What school do you go to?

Explanation:

Answer 2

Answer: $18.22\ cm$ from $3.5\ nC$ charge.

Explanation:

Given

The magnitude of the first charge is  $Q_1=3.5\ nC$

The magnitude of the second charge is $Q_2=5\ nC$

$-6\ nC$ charge must be placed in between the two charges to establish equilibrium

The electrostatic force is given by

$F=\dfrac{kq_1q_2}{r^2}$

Equilibrium will be established when force by both the charges balance out each other.

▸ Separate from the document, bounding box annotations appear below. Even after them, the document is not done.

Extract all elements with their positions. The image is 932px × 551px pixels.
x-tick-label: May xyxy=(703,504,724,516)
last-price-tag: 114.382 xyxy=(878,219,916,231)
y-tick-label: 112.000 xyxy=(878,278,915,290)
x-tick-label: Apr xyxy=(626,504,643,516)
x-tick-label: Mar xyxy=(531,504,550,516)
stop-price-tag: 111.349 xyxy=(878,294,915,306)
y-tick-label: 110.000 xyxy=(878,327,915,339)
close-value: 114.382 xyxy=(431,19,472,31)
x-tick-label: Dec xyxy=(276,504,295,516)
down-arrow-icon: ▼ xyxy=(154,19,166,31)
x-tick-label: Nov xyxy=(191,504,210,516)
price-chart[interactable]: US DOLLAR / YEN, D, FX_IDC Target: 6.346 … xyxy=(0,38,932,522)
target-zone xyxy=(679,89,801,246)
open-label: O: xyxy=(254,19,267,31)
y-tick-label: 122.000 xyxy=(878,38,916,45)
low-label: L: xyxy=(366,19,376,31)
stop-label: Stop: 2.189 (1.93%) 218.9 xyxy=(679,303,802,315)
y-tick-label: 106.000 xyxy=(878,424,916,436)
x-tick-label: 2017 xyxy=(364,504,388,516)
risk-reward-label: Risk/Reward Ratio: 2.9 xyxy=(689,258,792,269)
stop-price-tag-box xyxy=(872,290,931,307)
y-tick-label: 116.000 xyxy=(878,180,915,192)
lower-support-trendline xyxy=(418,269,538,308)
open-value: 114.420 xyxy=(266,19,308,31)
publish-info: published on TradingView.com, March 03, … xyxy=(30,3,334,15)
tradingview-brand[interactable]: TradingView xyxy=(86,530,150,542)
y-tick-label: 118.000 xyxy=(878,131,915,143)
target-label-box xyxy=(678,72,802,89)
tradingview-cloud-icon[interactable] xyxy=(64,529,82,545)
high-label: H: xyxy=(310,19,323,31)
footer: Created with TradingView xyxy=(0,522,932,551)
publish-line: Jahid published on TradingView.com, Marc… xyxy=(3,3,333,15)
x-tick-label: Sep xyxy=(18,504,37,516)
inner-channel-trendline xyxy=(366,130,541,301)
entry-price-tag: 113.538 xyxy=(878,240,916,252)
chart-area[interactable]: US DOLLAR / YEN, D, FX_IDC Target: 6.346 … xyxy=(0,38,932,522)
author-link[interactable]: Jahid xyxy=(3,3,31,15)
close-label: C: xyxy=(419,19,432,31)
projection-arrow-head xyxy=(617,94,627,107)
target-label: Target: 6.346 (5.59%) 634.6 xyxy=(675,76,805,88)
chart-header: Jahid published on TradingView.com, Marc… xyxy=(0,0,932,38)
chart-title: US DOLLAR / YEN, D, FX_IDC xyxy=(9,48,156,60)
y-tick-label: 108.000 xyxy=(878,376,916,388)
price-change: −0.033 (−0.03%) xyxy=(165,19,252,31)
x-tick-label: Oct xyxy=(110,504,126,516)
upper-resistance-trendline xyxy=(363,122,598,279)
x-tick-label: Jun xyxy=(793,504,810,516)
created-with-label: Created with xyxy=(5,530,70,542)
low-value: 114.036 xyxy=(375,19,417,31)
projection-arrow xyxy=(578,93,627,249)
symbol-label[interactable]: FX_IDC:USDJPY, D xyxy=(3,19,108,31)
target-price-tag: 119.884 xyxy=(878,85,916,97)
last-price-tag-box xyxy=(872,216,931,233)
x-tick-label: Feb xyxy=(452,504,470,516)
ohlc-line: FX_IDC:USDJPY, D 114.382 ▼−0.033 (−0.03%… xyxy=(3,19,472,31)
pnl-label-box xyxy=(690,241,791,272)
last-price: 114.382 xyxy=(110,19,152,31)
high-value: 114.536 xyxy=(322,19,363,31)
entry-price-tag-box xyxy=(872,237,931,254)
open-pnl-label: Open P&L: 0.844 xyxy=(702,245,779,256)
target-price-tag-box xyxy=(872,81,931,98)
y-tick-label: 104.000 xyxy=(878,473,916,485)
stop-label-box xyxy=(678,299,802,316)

Suppose $-6\ nC$ is placed at a distance of $x$ cm from $3.5\ nC$ . So, we can write

$\Rightarrow \dfrac{k(3.5)(-6)}{x^2}=\dfrac{k(5)(-6)}{(40-x)^2}$

Canceling similar terms

$\Rightarrow \left [ \dfrac{40-x}{x}\right ]^2=\dfrac{10}{7}\\\\\Rightarrow \dfrac{40-x}{x}=\sqrt{\dfrac{10}{7}}=1.195\\\\\Rightarrow 40-x=1.195x\\\Rightarrow 40=2.195x\\\Rightarrow x=18.22\ cm$

Thus, the equilibrium position is $18.22\ cm$ from $3.5\ nC$ charge.